How about 1st grade?  Keep going and lock in a memory from each year of your childhood – proud moments, sad moments, defining moments that sum up the emotions and thinking of the age that was. Once you have this resource available to you – one memory to summarize each year – be sure to pull it out and use it when you need it with your own growing children.

When we are in any relationship, the operating process is:

1)      Determine what the person’s need(s) are

2)      Determine what the person’s want(s) are

3)      Determine what the necessary ‘give(s)’ are

4)      Determine what the necessary ‘take(s)’ are

This is no different for parents, except when determining what the child perceived needs are versus what their stated wants, you must take into account their appropriate age.  And you can’t do that without mentally recalling that age in your head.  What’s logical thinking for an adult (“You don’t really need another pair of jeans; the jeans you have are perfectly fine.”) may not be logical for a 13-year old (“I’m the only loser in 8th grade wearing last year’s style.”).
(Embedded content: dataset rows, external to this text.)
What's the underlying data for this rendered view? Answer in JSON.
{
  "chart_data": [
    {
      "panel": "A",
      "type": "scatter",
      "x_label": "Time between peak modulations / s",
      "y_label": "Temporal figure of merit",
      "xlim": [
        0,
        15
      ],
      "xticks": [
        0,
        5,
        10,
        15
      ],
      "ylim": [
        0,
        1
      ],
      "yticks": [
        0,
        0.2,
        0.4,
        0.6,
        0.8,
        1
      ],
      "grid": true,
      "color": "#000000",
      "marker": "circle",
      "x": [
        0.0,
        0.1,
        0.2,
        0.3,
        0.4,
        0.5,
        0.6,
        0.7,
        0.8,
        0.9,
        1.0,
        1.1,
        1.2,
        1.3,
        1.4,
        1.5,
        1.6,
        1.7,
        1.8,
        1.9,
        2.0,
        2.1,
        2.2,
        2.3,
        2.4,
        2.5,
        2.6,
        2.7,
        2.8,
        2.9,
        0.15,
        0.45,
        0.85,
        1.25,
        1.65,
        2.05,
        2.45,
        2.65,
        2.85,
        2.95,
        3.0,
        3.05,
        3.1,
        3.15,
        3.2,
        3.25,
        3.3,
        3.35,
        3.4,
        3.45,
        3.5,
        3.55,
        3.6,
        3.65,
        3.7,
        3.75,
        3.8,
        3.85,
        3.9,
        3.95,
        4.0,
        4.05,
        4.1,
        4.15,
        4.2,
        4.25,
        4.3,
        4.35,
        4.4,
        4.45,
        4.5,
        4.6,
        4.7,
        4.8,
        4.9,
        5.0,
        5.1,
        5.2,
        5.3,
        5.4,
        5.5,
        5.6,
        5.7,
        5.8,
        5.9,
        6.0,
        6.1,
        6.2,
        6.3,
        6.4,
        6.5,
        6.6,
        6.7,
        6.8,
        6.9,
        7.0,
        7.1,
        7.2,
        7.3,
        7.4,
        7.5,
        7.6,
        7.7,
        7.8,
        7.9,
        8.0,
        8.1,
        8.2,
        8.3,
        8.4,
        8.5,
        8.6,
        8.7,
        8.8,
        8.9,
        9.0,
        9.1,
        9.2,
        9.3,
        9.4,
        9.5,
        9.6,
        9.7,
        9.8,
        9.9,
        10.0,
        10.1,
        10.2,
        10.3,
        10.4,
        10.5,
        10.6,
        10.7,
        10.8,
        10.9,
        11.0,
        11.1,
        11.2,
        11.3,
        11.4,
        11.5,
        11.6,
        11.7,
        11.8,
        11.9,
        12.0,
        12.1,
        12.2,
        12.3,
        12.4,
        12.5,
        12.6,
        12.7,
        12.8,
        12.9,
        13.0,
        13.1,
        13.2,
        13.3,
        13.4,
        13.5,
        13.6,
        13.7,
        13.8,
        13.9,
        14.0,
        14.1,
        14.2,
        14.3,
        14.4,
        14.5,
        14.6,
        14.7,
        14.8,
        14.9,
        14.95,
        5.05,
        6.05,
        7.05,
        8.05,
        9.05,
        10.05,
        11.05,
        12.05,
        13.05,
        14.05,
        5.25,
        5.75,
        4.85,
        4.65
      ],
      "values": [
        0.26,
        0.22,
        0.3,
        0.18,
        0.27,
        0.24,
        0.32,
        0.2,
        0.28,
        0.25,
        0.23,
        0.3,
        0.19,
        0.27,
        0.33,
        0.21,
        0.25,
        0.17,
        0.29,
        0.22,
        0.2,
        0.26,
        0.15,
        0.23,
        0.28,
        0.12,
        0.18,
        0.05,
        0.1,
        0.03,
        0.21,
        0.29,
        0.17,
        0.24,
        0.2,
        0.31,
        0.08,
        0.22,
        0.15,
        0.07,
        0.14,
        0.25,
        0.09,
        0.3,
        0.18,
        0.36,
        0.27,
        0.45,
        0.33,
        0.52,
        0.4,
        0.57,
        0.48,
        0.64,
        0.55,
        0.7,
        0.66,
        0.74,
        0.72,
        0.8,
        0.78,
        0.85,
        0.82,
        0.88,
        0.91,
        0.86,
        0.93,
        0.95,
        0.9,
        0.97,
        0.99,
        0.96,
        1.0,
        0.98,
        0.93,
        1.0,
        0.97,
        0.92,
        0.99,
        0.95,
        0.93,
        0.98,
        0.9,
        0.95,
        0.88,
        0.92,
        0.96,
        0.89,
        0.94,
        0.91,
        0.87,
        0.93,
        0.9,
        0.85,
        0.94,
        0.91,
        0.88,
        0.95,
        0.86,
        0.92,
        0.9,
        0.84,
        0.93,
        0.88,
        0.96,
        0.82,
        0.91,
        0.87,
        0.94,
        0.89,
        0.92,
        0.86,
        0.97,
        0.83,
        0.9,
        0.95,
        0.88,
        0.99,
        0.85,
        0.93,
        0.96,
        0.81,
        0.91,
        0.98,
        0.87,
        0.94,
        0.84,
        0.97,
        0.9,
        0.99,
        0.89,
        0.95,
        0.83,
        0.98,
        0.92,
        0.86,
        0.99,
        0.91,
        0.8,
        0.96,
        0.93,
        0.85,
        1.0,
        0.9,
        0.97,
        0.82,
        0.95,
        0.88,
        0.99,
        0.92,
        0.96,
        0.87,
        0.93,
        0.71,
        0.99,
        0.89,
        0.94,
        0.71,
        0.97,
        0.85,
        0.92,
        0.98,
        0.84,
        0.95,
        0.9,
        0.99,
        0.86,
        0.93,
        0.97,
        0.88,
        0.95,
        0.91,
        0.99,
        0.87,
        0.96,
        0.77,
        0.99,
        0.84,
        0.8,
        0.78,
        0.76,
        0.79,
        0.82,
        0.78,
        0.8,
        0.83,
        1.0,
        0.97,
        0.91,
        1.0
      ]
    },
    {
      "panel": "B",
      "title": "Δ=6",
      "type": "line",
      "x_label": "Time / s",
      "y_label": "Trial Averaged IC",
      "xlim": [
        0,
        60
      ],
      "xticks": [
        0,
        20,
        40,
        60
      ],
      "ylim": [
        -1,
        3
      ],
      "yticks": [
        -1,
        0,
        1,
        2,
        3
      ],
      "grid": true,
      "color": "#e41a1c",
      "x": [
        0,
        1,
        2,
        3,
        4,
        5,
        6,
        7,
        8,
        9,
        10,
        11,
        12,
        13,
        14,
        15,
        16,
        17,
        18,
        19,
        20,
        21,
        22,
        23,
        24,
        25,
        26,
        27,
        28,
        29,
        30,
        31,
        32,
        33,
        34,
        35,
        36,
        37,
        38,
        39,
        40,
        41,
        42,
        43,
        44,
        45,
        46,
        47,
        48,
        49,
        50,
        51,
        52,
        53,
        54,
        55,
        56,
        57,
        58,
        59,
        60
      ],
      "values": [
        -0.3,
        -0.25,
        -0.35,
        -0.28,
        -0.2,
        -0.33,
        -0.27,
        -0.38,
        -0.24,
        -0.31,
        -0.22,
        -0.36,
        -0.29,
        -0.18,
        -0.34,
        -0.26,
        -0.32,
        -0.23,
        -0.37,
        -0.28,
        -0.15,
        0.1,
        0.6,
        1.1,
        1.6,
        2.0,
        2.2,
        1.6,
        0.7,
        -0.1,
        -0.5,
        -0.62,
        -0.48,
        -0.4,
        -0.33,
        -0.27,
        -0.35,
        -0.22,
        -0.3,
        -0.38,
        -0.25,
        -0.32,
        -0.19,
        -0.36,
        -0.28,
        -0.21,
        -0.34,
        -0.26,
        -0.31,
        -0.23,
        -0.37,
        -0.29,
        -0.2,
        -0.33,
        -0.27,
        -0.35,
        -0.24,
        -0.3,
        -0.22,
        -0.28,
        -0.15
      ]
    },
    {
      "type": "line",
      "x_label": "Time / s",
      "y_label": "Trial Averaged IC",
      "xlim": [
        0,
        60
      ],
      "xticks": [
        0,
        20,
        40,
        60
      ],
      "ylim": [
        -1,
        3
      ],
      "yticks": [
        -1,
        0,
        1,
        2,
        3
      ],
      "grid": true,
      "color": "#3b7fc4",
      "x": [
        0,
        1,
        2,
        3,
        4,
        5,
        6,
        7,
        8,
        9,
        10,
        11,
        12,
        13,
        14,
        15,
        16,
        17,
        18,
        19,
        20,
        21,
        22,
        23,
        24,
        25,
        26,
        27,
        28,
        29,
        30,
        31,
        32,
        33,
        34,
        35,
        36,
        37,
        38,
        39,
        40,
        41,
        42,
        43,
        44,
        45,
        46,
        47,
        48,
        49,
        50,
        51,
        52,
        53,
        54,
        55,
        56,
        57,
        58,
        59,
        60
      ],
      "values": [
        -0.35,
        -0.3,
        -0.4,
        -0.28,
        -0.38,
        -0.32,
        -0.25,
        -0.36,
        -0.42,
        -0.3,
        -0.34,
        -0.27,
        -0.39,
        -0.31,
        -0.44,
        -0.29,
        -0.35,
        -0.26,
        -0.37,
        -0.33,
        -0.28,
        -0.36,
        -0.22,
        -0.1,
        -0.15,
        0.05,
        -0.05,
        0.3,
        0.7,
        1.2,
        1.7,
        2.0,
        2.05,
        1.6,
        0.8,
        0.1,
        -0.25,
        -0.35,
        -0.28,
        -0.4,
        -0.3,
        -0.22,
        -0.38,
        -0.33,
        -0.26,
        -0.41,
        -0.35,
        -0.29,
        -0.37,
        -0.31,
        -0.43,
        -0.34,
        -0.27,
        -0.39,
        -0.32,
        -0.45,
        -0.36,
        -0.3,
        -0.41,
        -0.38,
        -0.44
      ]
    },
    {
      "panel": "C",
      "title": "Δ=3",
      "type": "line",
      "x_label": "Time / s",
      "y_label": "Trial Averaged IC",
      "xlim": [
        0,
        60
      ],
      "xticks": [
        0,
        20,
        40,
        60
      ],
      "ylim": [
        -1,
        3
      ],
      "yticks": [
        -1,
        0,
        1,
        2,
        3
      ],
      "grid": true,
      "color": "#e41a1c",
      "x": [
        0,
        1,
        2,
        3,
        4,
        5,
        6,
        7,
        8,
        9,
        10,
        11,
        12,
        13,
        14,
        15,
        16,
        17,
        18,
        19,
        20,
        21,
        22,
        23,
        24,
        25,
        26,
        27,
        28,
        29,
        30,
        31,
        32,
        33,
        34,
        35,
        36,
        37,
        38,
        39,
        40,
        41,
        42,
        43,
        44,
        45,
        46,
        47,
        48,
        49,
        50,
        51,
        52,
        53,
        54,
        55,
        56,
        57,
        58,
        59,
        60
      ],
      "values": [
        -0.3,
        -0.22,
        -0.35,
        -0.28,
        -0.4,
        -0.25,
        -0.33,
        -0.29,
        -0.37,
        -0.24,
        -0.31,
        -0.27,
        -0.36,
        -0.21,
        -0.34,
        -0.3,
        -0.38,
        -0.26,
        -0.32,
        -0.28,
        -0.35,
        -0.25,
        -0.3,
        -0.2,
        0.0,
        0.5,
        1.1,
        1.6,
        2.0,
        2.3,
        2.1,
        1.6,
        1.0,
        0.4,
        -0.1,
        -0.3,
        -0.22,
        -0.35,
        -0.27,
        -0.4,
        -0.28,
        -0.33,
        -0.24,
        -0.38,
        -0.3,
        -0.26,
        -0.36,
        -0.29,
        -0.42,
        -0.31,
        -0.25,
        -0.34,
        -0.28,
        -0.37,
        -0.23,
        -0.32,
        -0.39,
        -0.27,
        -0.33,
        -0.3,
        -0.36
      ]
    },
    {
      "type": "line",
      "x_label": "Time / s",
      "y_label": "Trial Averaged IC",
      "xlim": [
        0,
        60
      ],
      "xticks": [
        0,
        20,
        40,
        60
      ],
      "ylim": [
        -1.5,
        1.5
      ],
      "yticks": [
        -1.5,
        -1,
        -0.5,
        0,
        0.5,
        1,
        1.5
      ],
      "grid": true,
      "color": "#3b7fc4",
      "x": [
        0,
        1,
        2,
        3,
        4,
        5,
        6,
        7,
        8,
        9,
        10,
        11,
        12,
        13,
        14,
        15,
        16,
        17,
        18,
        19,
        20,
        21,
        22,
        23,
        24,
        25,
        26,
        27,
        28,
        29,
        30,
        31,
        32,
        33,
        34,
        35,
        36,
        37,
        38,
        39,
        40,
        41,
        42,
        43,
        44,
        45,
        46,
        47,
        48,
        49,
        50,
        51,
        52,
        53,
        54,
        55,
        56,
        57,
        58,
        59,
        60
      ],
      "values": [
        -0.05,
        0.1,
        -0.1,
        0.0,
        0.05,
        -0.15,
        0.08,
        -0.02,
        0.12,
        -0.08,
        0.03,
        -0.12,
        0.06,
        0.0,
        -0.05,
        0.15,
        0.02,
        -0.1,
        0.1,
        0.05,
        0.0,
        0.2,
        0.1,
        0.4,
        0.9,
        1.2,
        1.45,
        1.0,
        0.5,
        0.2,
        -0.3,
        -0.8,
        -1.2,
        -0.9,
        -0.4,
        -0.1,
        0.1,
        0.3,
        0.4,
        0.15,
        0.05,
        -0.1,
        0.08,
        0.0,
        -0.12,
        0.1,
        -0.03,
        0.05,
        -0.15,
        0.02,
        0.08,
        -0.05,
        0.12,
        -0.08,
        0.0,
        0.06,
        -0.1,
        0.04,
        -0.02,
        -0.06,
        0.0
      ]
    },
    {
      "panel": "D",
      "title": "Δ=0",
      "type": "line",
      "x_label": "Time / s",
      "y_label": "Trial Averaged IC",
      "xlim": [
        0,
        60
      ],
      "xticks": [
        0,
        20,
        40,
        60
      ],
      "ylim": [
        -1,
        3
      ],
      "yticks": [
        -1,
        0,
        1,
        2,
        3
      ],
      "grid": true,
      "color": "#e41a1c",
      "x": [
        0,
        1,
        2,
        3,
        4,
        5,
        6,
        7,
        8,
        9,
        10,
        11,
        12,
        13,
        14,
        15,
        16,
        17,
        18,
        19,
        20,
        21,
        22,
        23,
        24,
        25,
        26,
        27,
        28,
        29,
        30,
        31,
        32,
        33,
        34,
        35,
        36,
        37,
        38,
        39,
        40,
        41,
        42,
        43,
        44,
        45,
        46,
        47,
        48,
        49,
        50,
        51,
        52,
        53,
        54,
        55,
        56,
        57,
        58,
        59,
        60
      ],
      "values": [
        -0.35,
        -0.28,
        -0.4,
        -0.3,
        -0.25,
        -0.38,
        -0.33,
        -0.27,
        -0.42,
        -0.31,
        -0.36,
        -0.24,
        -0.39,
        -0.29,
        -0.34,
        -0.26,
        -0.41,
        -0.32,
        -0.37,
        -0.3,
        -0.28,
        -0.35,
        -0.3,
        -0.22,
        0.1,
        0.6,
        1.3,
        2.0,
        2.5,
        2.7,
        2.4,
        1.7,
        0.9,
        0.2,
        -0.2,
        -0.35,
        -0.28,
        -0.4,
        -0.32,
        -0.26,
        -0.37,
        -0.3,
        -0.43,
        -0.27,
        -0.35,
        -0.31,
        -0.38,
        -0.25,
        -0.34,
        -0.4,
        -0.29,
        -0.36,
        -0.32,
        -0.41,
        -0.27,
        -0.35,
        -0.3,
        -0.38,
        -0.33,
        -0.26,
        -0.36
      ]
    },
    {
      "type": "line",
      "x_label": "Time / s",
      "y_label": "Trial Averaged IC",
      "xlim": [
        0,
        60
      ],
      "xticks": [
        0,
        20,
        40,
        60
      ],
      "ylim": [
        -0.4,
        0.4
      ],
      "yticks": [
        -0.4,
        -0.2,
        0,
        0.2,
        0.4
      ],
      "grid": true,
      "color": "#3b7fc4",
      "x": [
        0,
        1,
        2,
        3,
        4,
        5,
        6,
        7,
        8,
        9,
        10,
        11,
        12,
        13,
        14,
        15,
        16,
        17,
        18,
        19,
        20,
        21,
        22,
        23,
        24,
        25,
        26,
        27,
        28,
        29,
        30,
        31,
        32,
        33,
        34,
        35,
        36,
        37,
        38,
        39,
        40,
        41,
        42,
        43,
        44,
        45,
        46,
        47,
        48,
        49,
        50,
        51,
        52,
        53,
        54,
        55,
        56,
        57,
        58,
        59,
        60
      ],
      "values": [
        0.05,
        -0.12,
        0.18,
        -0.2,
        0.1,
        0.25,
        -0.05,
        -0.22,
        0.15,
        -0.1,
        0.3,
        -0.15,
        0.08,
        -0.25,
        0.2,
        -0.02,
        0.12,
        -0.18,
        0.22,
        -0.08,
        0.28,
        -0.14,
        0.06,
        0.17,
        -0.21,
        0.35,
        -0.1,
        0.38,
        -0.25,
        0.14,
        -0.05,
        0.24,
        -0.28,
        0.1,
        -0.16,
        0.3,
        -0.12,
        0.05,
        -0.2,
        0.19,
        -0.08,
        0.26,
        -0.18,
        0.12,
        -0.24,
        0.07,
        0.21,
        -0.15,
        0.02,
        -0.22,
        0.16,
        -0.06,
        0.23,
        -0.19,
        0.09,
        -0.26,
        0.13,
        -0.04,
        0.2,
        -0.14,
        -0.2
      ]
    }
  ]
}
COMMUNICATION TAKEAWAY: Once you determine how to behave in any relationship (with love, respect, and trust), have you communicated it to the person?  Does your child know that you love, respect, and trust them?  If you don’t know – ask them!  If you do know, how do you know?  And if you do know, it still doesn’t ever hurt to tell them so, repeatedly – why wouldn’t you?  Love, respect and trust in adults are earned; in your children they should be automatic.   Young children do not break trust out of malice; they just think like children, which adults have forgotten about.  Older children may break trust intentionally because they have been taught by adult role models that the behavior is acceptable.